UK terror chief quits after security blunder

Bob Quick was photographed arriving at Downing Street holding a document revealing details of the raid.
Britain’s top counter-terrorism officer has resigned, the London mayor’s office said Thursday, a day after he accidentally exposed a sensitive document about a terrorism investigation.

Police were forced to bring forward the timing of a series of raids after Metropolitan Police Assistant Commissioner Bob Quick unwittingly revealed the names of those to be arrested. Quick was photographed as he got out of a car at Prime Minister Gordon Brown’s residence in London and the names were easily to read when the images were enlarged. London Mayor Boris Johnson said he had accepted the resignation with “great reluctance and sadness,” the Press Association reported. Watch as 12 arrested in major anti-terror raid Opposition politicians had demanded that Quick’s resignation after the blunder. Shadow home secretary Chris Grayling described it as “an extraordinary and very alarming lapse. “It’s the kind of error that Britain’s most senior anti-terrorist officer simply can’t afford to make.” Meanwhile searches were continuing at addresses in northwest England Thursday after hundreds of officers raided 10 properties and arrested 12 men – including 10 Pakistani nationals on student visas and one Briton.

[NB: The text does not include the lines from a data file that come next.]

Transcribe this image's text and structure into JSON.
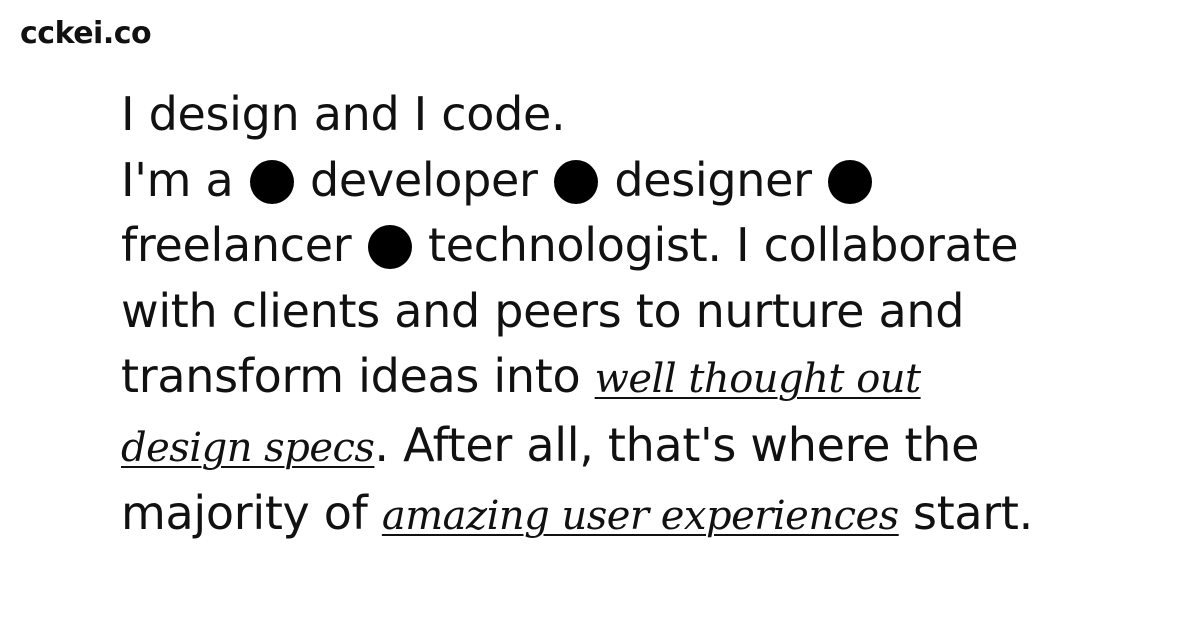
{
  "brand": {
    "logo_text": "cckei.co"
  },
  "intro": {
    "line1": "I design and I code.",
    "im_a": "I'm a",
    "roles": [
      "developer",
      "designer",
      "freelancer",
      "technologist."
    ],
    "collaborate": "I collaborate",
    "line4": "with clients and peers to nurture and",
    "line5_pre": "transform ideas into",
    "link1_part1": "well thought out",
    "link1_part2": "design specs",
    "line6_post": ". After all, that's where the",
    "line7_pre": "majority of",
    "link2": "amazing user experiences",
    "line7_post": "start."
  }
}
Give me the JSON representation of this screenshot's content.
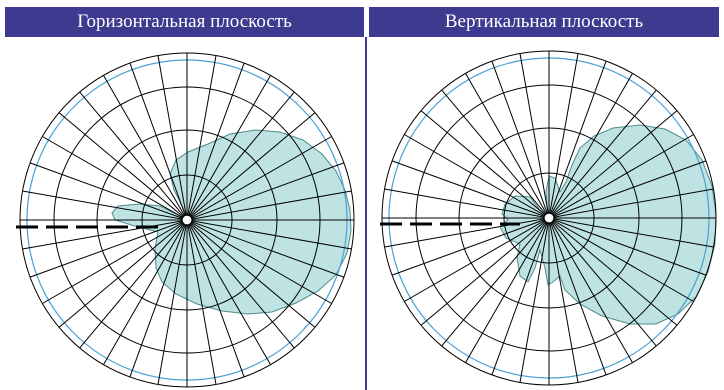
{
  "panels": {
    "left": {
      "title": "Горизонтальная плоскость"
    },
    "right": {
      "title": "Вертикальная плоскость"
    }
  },
  "colors": {
    "header_bg": "#3d3a8f",
    "header_text": "#ffffff",
    "pattern_fill": "#bfe3e3",
    "pattern_stroke": "#4e8c8c",
    "reference_ring": "#4aa0d6",
    "grid": "#000000"
  }
}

The men arrested were involved in a “very serious” plot closely associated with al Qaeda and escaped al Qaeda operative Rashid Rauf, whom British intelligence have linked to the 2006 plot to blow up trans-Atlantic airliners, according to a security source with knowledge of the investigation. The new plot was not believed to be targeting national infrastructure, such as rail lines, airports or utilities, nor was it clear if the plot was to involved bombs or an assault involving gunmen, the source said. The source also said authorities do not believe the targets would have been in the north of England, where the arrests took place, and that at least some of those arrested were Pakistanis in the United Kingdom on student visas.

Several hundred officers were involved in the raids, according to a later Greater Manchester Police statement. The men arrested range in age from a youth in his mid- to late teens to a 41-year-old, the statement said. No further information was available, police said. Home Secretary Jacqui Smith, in a written statement, congratulated police for the “successful anti-terrorism operation which has resulted in 12 arrests at a number of locations.”